304 -                                      status (cached)

218.24.24.27 - -                           system without reverse DNS
[01/Nov/2002:07:39:55 +1030]
"GET /scripts/root.exe?/c+dir HTTP/1.0"    looking for an invalid file
404 284                                    status (not found)

218.24.24.27 - -
[01/Nov/2002:07:39:56 +1030]
"GET /MSADC/root.exe?/c+dir HTTP/1.0" 404 282

218.24.24.27 - -
[01/Nov/2002:07:39:56 +1030]
"GET /c/winnt/system32/cmd.exe?/c+dir HTTP/1.0" 404 292

218.24.24.27 - -
[01/Nov/2002:07:40:00 +1030]
"GET /_vti_bin/..%255c../..%255c../..%255c../winnt/system32/cmd.exe?/c+dir HTTP/1.0"
404 323

The fields in the log file are separated by blanks, so empty entries are replaced by a - character. In this example, the second and third fields are always empty. They're used for identity checks and authorization.
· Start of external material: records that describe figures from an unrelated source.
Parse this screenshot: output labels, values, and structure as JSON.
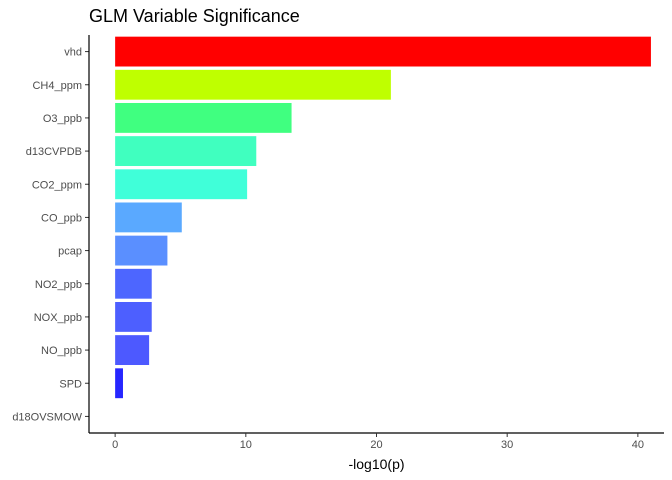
{
  "chart_data": {
    "type": "bar",
    "orientation": "horizontal",
    "title": "GLM Variable Significance",
    "xlabel": "-log10(p)",
    "ylabel": "",
    "xlim": [
      -2,
      42
    ],
    "xticks": [
      0,
      10,
      20,
      30,
      40
    ],
    "xtick_labels": [
      "0",
      "10",
      "20",
      "30",
      "40"
    ],
    "grid": false,
    "legend": "none",
    "categories": [
      "vhd",
      "CH4_ppm",
      "O3_ppb",
      "d13CVPDB",
      "CO2_ppm",
      "CO_ppb",
      "pcap",
      "NO2_ppb",
      "NOX_ppb",
      "NO_ppb",
      "SPD",
      "d18OVSMOW"
    ],
    "values": [
      41.0,
      21.1,
      13.5,
      10.8,
      10.1,
      5.1,
      4.0,
      2.8,
      2.8,
      2.6,
      0.6,
      0.0
    ],
    "colors": [
      "#FF0000",
      "#BFFF00",
      "#40FF80",
      "#40FFBF",
      "#40FFD9",
      "#5AA9FF",
      "#5A8FFF",
      "#4D66FF",
      "#4D5FFF",
      "#4D59FF",
      "#2626FF",
      "#0000FF"
    ]
  }
}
To get the names of the clients, you need to specify the HostnameLookups on directive. This requires a DNS lookup for every access, which can be relatively slow.

Although we specified hostname lookups, the last four entries don't have any name: the system doesn't have reverse DNS. They come from a Microsoft machine infected with the Nimda virus and show an attempt to break into the web server. There's not much you can do about this virus; it will probably be years before it goes away. Apart from nuisance value, it has never posed any threat to apache servers.